Rapat di Komplek Parlemen DPD RI Senayan Jakarta, Kamis 7 Mei 2012 juga dihadiri oleh Kabareskrim Mabes Polri Komjen Pol Sutarman. Pimpinan rapat Senator Instiawati Ayus, SH. MH langsung mengingatkan kepada Raymond agar mengahargai tatib yang ada di DPD RI untuk tidak menyela satementnya karena belum diberikan hak untuk berbicara.
Raymond mencoba mengingatkan Instiawati bahwa aspirasi yang ditampung pihak DPD RI tidak benar sehingga merugikan perusahaan yang dipimpinnya seperti yang termuat dalam salah satu media edisi 6 Mei 2012. Kabareskrim Mabes Polri terlihat diam menyimak kedua pihak yang berkutat pada persepsi berbeda. Akibat kejadian tersebut, Instiawati memerintahkan kepada Raymond untuk meninggalkan ruang rapat.
"Saya minta kepada Pamdal agar mengeluarkan bapak dari ruangan ini" kata Instiawati. Merasa dirinya diusir dari ruangan, Raymond menjawab jika dirinya diminta keluar maka tidak perlu di tangani Pamdal. "Saya bisa keluar sendiri tanpa disuruh keluar" kata Raymond dalam rapat. Direktur PT. MMJ, Aisiyah mencoba menenangkan rekan sekerjanya yang meninggalkan ruang rapat.
Dimintai tanggapannya menyangkut tragedi pengusiran terhadap dirinya, Raymond kepada Sumbawanews.com diluar rapat mengatakan bahwa dirinya melakukan verifikasi atas beberapa masalah yang termuat dalam laporan Kades Anyang yang diduga merugikan perusahaan yang dipimpinnya.
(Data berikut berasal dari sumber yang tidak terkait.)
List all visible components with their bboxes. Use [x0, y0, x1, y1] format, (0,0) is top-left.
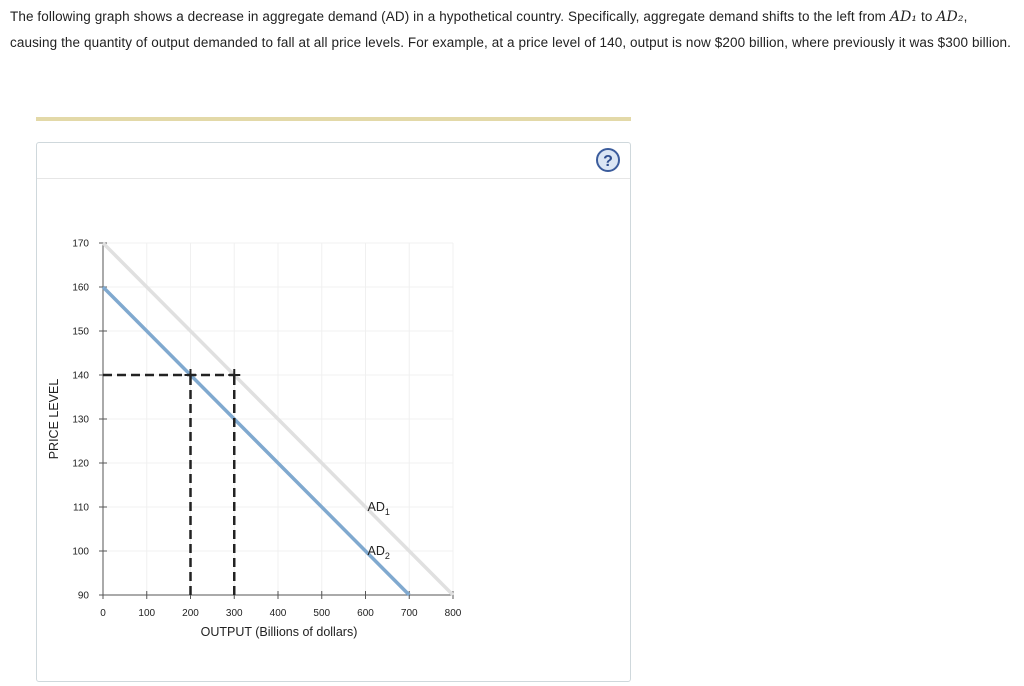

Menurut Raymond, pernyataan Kades Anyang yang mengklaim adanya 150 KK yang mendiami wilayah perusahaan yang dipimpinnya merupakan laporan yang tidak benar karena pada saat PT. MMJ dibuka, lokasi perusahaan belum dihuni oleh masyarakat yang diklaim oleh Anyang sebanyak 150 KK. Kawasan tersebut kata Raymond hanya menjadi wilayah bermalam para pencari kepiting.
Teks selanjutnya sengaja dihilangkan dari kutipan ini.